Gero and Oksana Berndt with their daughter Amy in Kyiv.
Image: private
In Ukraine, many babies delivered by surrogate mothers are waiting for their parents. A German couple reports on fleeing from Kyiv with their child.
AWhen Gero Berndt received the email at 9:33 p.m. on January 12 that his daughter Amy had been born two days prematurely, he and his wife Oksana immediately booked a flight to the Ukraine. A surrogate mother had carried her child there for the two. They flew to Kyiv and received the newborn. But in order to take it back to Porta Westfalica, they still had to get Amy a passport from the German embassy, and that took time. Finally, they had everything together and booked their return flight – for Friday, February 25th. “But then my wife woke me up at five o’clock on Thursday morning and said: ‘The Russians have marched in,'” says Berndt now on the phone. The airspace over Ukraine was closed to civil aviation and their flight was canceled. They were stuck.

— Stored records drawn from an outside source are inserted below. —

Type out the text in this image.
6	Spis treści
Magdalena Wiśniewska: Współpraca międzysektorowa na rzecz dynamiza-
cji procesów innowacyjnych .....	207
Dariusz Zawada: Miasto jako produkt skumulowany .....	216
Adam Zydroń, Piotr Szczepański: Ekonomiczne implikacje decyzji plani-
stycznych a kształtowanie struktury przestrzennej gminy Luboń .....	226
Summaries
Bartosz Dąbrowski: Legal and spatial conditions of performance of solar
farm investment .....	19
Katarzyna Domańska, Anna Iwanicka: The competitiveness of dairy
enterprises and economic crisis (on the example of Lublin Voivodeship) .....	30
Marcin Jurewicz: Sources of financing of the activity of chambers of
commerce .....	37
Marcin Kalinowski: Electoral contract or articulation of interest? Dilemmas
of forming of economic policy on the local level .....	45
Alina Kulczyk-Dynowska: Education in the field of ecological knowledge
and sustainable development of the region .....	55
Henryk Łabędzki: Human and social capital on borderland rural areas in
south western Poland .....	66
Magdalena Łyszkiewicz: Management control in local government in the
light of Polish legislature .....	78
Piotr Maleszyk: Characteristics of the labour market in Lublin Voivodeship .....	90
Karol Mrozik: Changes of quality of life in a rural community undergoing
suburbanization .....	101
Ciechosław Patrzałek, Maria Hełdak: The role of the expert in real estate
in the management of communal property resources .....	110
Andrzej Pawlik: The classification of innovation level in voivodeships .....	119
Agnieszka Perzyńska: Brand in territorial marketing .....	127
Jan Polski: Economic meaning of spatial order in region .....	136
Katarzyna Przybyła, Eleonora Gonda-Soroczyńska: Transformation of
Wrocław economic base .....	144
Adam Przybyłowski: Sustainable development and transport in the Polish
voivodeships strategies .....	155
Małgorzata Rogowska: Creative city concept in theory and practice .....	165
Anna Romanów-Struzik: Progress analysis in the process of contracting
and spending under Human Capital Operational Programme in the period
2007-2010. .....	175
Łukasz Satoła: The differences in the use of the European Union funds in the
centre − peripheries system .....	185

A number of couples are currently in the same situation as the Berndts. Except that they are not stuck in Kyiv, but at home – far away from their children, whom they have not even met because they were born in Ukraine to surrogate mothers. Every year, Ukrainian women carry around 3,000 babies to parents from all over the world. Paid surrogacy is legal there, and the country is considered one of the cheapest places in the world to do so because the cost per child, at 40,000 to 60,000 euros, is significantly lower than, for example, in the United States, where surrogacy is also legal. Since there are around 20 companies that employ surrogate mothers in Kyiv alone, it can be assumed that several dozen newborns are currently waiting to be picked up.